Five simple concepts of Asset Allocation,
Investment Strategy, and Psychology are summed up quite nicely in what I
call "The Investor's Creed":
(1) My intention is to be fully invested in
accordance with my planned equity/fixed income asset allocation. (2) On
the other hand, every security I own is for sale, and every security I
own generates some form of cash flow that cannot be reinvested
immediately. (3) I am happy when my cash position is nearly 0% because
all of my money is then working as hard as it possibly can to meet my
objectives. (4) But, I am ecstatic when my cash position approaches 100%
because that means I’ve sold everything at a profit, and that I am in a
position to (5) take advantage of any new investment opportunities (that
fit my guidelines) as soon as I become aware of them.
If you are managing your portfolio properly, your
cash position has been rising lately, as you take profits on the
securities you purchased when prices were falling just a few months ago…
and (this is a big and) you could well be chock full of cash well before
the market blows the whistle on its advance! Yes, if you are going about
the investment process properly, you will be swimming in cash at about
the same time Wall Street discovers the rally and starts encouraging
people to weight their portfolios more heavily into stocks; the number of
IPOs coming to market starts to rise exponentially; morning drive radio
DJ's start to laugh about their stock market successes; and all of your
friends start to talk about their new investment guru or the 30% gains in
their growth Mutual Funds. What are you doing in cash!
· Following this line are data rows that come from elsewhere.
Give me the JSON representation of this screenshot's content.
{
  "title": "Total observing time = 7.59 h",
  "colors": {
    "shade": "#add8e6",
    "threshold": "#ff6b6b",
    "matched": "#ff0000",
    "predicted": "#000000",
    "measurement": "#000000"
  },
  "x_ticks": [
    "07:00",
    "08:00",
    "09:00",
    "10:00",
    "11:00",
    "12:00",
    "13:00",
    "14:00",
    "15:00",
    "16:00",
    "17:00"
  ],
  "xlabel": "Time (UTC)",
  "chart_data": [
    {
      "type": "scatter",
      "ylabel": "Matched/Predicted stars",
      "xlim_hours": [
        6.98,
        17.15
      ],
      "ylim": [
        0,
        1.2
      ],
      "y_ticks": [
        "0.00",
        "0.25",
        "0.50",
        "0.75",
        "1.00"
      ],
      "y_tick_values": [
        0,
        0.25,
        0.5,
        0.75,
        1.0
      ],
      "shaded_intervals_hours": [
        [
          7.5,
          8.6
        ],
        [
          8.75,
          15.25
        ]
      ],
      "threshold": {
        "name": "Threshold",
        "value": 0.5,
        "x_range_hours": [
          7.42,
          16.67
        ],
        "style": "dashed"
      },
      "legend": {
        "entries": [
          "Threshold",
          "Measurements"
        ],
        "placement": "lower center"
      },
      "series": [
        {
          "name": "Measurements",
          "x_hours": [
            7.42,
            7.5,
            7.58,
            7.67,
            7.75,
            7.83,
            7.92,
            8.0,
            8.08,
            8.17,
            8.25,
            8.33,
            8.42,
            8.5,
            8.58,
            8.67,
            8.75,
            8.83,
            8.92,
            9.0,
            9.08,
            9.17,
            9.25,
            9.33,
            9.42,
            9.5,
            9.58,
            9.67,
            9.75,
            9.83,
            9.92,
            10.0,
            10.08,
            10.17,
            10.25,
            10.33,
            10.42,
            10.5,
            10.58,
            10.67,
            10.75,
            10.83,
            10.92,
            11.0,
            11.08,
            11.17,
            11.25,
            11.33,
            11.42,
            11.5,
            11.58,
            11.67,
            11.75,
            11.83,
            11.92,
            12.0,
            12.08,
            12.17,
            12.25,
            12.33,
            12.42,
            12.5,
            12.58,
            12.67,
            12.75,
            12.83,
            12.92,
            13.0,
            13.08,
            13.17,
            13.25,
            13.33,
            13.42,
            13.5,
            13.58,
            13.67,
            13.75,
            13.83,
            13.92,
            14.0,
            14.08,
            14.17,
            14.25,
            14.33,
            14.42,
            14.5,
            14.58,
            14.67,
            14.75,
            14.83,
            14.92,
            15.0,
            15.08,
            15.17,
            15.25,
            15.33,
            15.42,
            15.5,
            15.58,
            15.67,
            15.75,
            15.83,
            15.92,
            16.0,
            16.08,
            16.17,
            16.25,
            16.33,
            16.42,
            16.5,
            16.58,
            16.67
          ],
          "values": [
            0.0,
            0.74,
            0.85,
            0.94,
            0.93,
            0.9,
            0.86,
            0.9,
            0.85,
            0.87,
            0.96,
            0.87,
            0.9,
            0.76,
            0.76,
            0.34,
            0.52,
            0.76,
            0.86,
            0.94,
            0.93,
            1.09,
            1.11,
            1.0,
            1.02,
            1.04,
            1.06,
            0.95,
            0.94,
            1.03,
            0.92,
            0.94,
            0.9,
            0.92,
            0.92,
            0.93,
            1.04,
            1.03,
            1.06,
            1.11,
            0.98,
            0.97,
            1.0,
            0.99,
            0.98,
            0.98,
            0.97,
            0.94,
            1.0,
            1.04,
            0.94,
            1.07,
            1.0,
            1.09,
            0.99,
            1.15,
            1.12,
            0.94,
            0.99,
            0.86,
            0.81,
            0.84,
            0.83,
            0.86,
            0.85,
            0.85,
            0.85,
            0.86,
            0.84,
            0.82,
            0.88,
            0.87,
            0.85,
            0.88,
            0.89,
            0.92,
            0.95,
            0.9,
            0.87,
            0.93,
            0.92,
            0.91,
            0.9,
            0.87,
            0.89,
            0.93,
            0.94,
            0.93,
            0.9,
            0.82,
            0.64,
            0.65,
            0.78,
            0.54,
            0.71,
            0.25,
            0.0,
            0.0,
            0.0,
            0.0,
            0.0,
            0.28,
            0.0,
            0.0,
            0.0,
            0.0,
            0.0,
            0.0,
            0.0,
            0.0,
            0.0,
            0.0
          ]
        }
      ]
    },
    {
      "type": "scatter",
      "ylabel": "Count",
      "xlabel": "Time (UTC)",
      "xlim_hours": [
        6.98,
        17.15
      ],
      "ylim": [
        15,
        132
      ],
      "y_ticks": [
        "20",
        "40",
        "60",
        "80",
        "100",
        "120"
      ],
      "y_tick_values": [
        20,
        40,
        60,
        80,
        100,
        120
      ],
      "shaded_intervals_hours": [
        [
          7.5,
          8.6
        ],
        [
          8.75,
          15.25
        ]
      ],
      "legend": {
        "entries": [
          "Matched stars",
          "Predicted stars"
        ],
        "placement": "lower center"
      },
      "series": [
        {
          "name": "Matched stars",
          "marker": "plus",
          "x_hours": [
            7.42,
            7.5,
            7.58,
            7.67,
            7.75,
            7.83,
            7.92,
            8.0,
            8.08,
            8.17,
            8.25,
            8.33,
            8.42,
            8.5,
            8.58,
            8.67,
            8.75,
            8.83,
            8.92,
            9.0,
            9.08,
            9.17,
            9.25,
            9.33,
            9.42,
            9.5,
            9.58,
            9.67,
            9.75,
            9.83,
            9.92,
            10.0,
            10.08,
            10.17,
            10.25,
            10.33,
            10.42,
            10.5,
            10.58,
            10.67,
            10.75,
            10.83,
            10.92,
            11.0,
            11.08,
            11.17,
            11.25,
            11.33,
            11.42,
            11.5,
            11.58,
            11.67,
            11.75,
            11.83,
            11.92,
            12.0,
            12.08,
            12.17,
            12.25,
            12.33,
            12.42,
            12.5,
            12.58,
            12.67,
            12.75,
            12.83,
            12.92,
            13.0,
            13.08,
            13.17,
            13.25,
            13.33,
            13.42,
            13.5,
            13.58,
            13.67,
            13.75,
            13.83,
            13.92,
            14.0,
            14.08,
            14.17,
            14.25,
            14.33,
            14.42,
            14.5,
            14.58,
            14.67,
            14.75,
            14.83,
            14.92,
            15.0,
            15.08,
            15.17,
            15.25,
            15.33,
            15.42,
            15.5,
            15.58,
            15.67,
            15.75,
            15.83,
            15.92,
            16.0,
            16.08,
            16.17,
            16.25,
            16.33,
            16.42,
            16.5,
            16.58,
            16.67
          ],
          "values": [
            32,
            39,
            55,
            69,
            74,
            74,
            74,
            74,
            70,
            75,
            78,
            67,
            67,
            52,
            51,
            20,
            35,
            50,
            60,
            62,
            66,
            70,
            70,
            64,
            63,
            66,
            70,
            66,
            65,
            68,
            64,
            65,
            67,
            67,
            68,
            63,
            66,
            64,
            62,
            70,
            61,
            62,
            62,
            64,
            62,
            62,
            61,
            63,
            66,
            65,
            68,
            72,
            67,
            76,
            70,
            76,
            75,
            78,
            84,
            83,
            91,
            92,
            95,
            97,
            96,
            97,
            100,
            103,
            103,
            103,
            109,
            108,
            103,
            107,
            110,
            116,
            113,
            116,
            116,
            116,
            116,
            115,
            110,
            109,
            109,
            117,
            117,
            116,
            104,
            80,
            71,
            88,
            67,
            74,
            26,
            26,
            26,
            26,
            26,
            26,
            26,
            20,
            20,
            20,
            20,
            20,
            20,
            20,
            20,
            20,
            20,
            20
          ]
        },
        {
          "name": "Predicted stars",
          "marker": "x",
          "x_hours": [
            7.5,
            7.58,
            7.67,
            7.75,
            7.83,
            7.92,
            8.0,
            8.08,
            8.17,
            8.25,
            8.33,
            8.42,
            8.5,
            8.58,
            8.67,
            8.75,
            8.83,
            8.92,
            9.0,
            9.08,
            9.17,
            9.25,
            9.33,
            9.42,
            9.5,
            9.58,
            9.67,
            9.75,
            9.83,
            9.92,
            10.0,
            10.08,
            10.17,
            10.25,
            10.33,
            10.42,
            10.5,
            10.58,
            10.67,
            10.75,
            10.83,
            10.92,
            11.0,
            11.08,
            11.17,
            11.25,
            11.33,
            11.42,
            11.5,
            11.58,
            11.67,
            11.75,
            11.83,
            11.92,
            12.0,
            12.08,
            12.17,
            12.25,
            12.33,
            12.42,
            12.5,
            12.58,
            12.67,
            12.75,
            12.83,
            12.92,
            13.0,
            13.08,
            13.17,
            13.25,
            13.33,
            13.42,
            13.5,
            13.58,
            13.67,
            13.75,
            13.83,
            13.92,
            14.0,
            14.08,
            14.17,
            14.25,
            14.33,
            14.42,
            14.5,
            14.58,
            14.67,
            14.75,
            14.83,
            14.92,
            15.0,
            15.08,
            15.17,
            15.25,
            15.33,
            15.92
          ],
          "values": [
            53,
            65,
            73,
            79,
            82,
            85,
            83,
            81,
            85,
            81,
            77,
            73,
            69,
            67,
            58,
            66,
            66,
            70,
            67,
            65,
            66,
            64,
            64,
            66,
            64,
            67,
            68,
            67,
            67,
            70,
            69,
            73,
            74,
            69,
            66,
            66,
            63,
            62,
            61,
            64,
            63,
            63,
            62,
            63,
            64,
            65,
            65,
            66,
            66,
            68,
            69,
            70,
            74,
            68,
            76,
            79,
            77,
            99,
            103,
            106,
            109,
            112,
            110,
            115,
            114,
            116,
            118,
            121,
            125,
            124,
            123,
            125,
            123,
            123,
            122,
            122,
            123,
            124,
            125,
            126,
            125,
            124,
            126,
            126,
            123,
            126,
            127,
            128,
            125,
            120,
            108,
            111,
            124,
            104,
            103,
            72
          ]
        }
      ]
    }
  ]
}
This is what I call "smart" cash, because it
represents realized profits, interest, and dividends that are just
catching a breather on the bench after a scoring drive. As the gains
compound at money market rates, the disciplined coach looks for sure
signs of investor greed in the market place: fixed income prices fall as
speculators abandon their long term goals and reach for the new
investment stars that are sure to propel equity prices ever higher,
boring investment grade equities fall in price as well because it now
clear [for the scadieighth (sic) time] that the market will never fall
again... particularly NASDAQ, which could double and still not be where it
was six years ago. And the beat goes on, cycle after cycle, generation
after generation. What do you think; will today's coaches be any smarter
than those of the late nineties? Have they learned that it is the very
strength of a rising market that proves to be its greatest weakness!